Elena Manferdini

Elena Manferdini

Elena Manferdini (1974), Ink on Mirror, 2016. Digital print on mirror. Courtesy of Elena Manferdini.
Elena Manferdini (1974), Ink on Mirror, 2016. Digital print on mirror. Courtesy of Elena Manferdini.
Elena Manferdini (1974), Ink on Mirror, 2016. Digital print on mirror. Courtesy of Elena Manferdini.

The tryptic Ink on Mirror is part of a collection of elevation studies developed over the past three years by my office, Atelier Manferdini. My reason for compiling a suite of digital sketches was rooted in the belief that for the past twenty years computers have been able to produce new geometrical forms that can no longer be understood solely through conventional representational devices like plans and sections. Buildings nowadays are made of multi-directional volumes that cannot be precisely oriented; and as a consequence canonical drawing conventions, like building elevations, have become ambiguous – some might argue even outdated. These three drawings were produced in rapid fire, one after the other, by tweaking values in the code. They remain, intentionally, somewhat abstract; their realm is that of ink, and their role is suggestive of a sketch rather than a true elevation.

The use of mirror as support for the drawing came from the desire to express the role of the audience as pivotal in the discipline of architecture, and to invite the public’s imagination into the picture plane of the drawing. This is a silent protest against canonical elevations, which are structured so that one can read them standing vertically, from the top down, and from the centre to the sides. Elevation drawings were, after all, the result of an architect standing still and looking at the world and imagining his/her contribution to it.

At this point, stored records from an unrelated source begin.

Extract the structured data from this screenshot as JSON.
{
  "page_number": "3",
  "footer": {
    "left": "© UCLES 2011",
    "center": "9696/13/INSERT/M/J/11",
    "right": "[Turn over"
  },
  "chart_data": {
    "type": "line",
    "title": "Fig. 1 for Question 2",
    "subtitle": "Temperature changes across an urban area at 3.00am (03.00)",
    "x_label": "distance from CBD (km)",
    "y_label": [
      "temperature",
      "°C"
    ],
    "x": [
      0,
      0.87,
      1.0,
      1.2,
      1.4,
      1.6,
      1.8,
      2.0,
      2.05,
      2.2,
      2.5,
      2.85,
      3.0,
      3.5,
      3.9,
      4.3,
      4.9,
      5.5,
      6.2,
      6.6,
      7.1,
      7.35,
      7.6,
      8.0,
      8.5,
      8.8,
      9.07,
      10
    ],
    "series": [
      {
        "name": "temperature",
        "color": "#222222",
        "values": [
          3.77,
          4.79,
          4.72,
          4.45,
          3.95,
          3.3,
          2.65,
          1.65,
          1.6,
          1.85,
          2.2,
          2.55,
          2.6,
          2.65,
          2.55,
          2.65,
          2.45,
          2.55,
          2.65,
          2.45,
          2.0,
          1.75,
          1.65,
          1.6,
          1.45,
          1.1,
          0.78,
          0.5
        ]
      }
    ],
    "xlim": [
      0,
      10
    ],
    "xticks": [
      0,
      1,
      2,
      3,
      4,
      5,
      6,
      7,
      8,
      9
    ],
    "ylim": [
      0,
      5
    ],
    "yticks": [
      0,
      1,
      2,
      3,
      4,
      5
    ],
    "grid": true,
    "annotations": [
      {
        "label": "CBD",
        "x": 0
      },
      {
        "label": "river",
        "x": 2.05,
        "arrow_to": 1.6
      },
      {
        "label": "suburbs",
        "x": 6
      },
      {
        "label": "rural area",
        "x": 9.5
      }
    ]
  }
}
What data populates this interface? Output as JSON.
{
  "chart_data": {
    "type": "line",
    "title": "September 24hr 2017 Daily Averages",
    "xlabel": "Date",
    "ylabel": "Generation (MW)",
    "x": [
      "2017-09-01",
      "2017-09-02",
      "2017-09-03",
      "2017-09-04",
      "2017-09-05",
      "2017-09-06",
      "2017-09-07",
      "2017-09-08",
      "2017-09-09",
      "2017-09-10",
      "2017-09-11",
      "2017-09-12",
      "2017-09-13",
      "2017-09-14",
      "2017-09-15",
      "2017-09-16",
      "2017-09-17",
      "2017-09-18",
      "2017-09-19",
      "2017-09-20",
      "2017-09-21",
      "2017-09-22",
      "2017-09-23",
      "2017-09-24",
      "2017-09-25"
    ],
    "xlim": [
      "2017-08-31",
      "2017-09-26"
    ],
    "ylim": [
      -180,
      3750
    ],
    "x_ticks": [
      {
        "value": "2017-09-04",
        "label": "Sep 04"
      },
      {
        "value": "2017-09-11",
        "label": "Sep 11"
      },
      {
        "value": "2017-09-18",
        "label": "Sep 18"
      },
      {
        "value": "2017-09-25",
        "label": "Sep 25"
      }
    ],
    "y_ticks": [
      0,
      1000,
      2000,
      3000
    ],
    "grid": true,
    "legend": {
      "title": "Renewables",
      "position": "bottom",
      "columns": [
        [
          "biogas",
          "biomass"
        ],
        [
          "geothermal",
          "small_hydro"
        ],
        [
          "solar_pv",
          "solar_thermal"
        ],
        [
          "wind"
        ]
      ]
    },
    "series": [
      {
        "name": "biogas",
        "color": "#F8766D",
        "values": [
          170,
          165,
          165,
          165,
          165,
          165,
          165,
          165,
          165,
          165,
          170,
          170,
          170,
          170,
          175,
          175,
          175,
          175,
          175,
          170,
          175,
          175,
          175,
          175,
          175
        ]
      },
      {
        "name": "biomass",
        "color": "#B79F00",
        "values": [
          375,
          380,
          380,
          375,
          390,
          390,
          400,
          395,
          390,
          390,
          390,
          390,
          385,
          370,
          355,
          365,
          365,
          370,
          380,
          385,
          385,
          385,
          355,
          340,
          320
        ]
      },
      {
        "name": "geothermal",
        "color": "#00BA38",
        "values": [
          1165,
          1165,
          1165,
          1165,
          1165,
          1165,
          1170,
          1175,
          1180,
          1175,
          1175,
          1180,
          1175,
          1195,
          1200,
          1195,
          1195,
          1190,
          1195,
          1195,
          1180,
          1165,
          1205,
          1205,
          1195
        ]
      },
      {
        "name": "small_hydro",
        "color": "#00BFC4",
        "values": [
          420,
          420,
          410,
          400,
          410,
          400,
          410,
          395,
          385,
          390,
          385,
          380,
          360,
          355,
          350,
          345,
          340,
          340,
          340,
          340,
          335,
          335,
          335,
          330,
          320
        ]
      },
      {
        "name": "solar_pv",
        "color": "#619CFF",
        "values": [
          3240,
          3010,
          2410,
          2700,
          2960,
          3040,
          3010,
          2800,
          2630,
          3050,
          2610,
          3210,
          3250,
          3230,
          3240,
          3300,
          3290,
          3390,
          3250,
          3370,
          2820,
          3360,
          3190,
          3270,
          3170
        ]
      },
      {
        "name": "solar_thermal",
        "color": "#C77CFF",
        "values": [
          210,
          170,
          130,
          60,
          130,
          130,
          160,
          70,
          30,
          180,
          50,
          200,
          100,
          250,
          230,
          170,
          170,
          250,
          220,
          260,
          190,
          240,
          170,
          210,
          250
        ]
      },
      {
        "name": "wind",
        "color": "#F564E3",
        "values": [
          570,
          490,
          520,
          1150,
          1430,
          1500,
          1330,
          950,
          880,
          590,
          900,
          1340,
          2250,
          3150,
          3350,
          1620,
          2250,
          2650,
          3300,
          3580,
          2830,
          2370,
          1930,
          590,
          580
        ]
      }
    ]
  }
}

This tryptic is not meant to be read vertically. The mirror creates a reflective pictorial surface that lets the world in – in contrast to the heroic artist of the Renaissance who looks at nature, or the makings of Duchamp or Rauschenberg, who take their literal subject matter from the real world. Here the viewer and the building drawing enter into radical contact: the viewer inhabits the picture plane and becomes part of the drawing itself. Drawings are completed by our collective imagination.